French President Francois Hollande with Prime Minister Narendra Modi. (File Photo: AFP)


The French government said on Sunday that it feared damage to its relations with India after former president Francois Hollande stirred controversy about the Rafale fighter jet deal with India.

Hollande, who left office in May last year, said on Friday during a trip to India that French jet manufacturer Dassault Aviation had been given no choice about its local partner in a 2016 deal with the Indian administration.

The Narendra Modi government agreed to buy 36 Rafale jets from Dassault, which announced afterward it was partnering for the project with billionaire Anil Ambani rather than India’s public defence conglomerate HAL.

Hollande’s announcement that Dassault “did not have a say in it” added fuel to claims from India’s opposition that the New Delhi government had intervened to help Ambani, who is a supporter of Modi and hails from the same state as him.

“I find these remarks made overseas, which concern important international relations between France and India, do not help anyone and above all do not help France,” junior foreign minister Jean-Baptiste Lemoyne said Sunday about Hollande.

“Because one is no longer in office, causing damage to a strategic partnership between India and France by making remarks that clearly cause controversy in India is really not appropriate,” he said in an interview on Radio J.

Hollande made the comments to defend himself from accusations of a conflict of interest because Ambani’s Reliance conglomerate had partially financed a film produced by his girlfriend, Julie Gayet, in 2016.

Hours after Hollande claimed that the Indian government suggested a particular private firm for Rafale offset contract, the French government issued a statement late Friday.

“The French government is in no manner involved in the choice of Indian industrial partners who have been, are being or will be selected by French companies,” the statement read.

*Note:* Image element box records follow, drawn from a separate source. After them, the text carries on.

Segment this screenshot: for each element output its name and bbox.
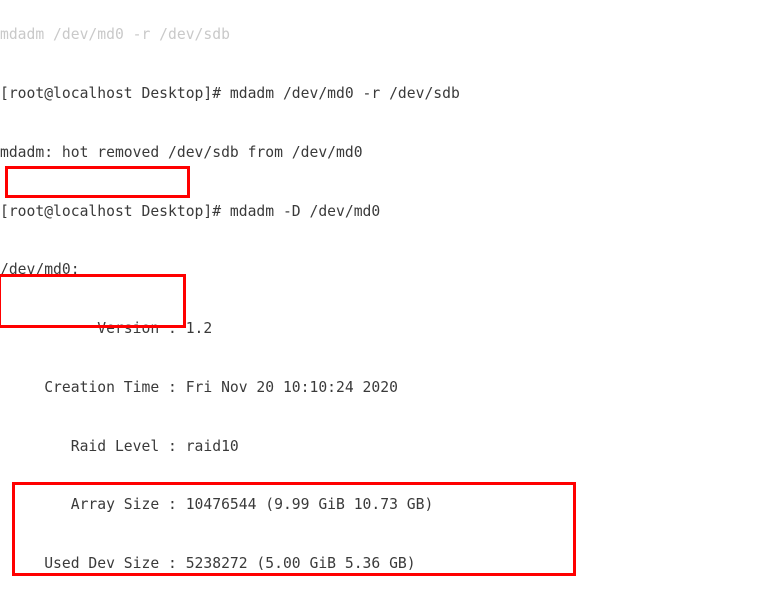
terminal-line-1: mdadm: hot removed /dev/sdb from /dev/md… — [0, 143, 363, 161]
terminal-window[interactable]: mdadm /dev/md0 -r /dev/sdb [root@localho… — [0, 0, 782, 600]
terminal-line-0: [root@localhost Desktop]# mdadm /dev/md0… — [0, 84, 460, 102]
terminal-line-7: Array Size : 10476544 (9.99 GiB 10.73 GB… — [0, 496, 434, 514]
terminal-output[interactable]: mdadm /dev/md0 -r /dev/sdb [root@localho… — [0, 0, 734, 600]
terminal-line-3: /dev/md0: — [0, 261, 80, 279]
terminal-line-2: [root@localhost Desktop]# mdadm -D /dev/… — [0, 202, 381, 220]
terminal-line-5: Creation Time : Fri Nov 20 10:10:24 2020 — [0, 378, 398, 396]
terminal-line-clipped: mdadm /dev/md0 -r /dev/sdb — [0, 26, 230, 44]
terminal-line-6: Raid Level : raid10 — [0, 437, 239, 455]
terminal-line-8: Used Dev Size : 5238272 (5.00 GiB 5.36 G… — [0, 555, 416, 573]
terminal-line-4: Version : 1.2 — [0, 320, 213, 338]
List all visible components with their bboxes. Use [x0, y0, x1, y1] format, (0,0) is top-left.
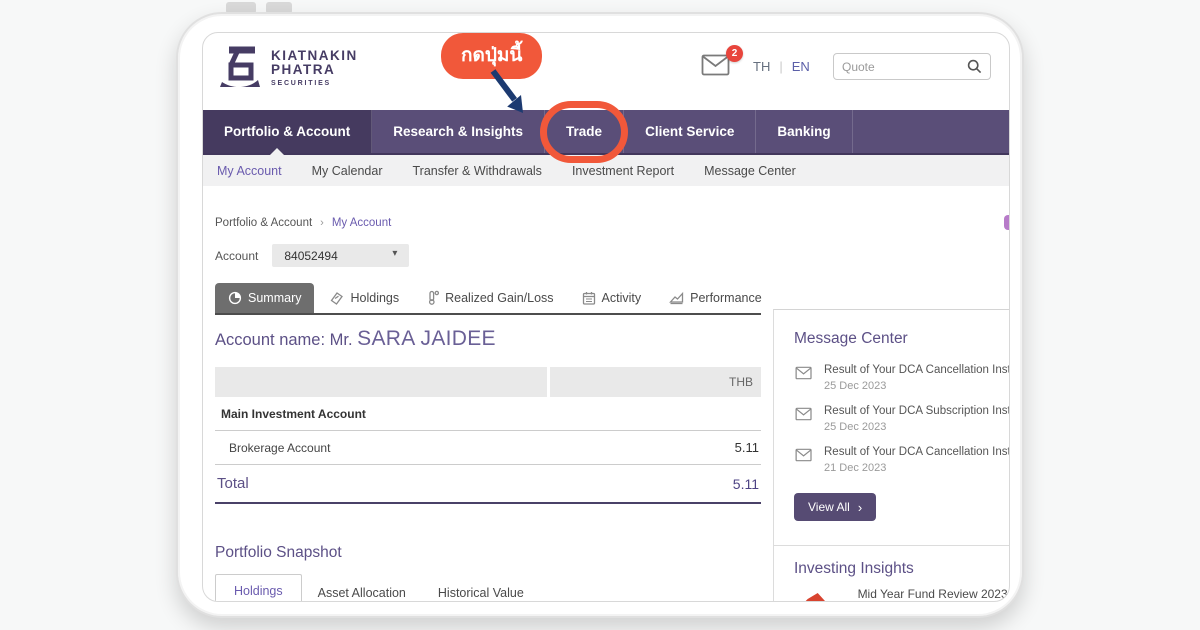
clipped-edge-element	[1004, 215, 1010, 230]
table-row: Brokerage Account 5.11	[215, 431, 761, 465]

Earlier on Sunday, the French journalist who had interviewed Hollande reiterated that Hollande told him he had no choice in the selection of Reliance Defence. Talking to Times Now, Antton Rouget said Hollande told him it was the Indian government that had proposed the name of Reliance.

The Congress has been accusing massive irregularities in the deal, alleging that the government was procuring each aircraft at a cost of over Rs 1,670 crore as against Rs 526 crore finalised by the UPA government when it was negotiating procurement of 126 Rafale jets.

Congress president Rahul Gandhi went on the offensive. He attacked Prime Minister Narendra Modi after the reports of French media and said that the PM Modi personally negotiated and changed the Rafale deal behind closed doors.

“An ex-president of France is calling him (the prime minister of India) a thief. It’s a question of the dignity of the office of the prime minister,” he told a news conference in New Delhi.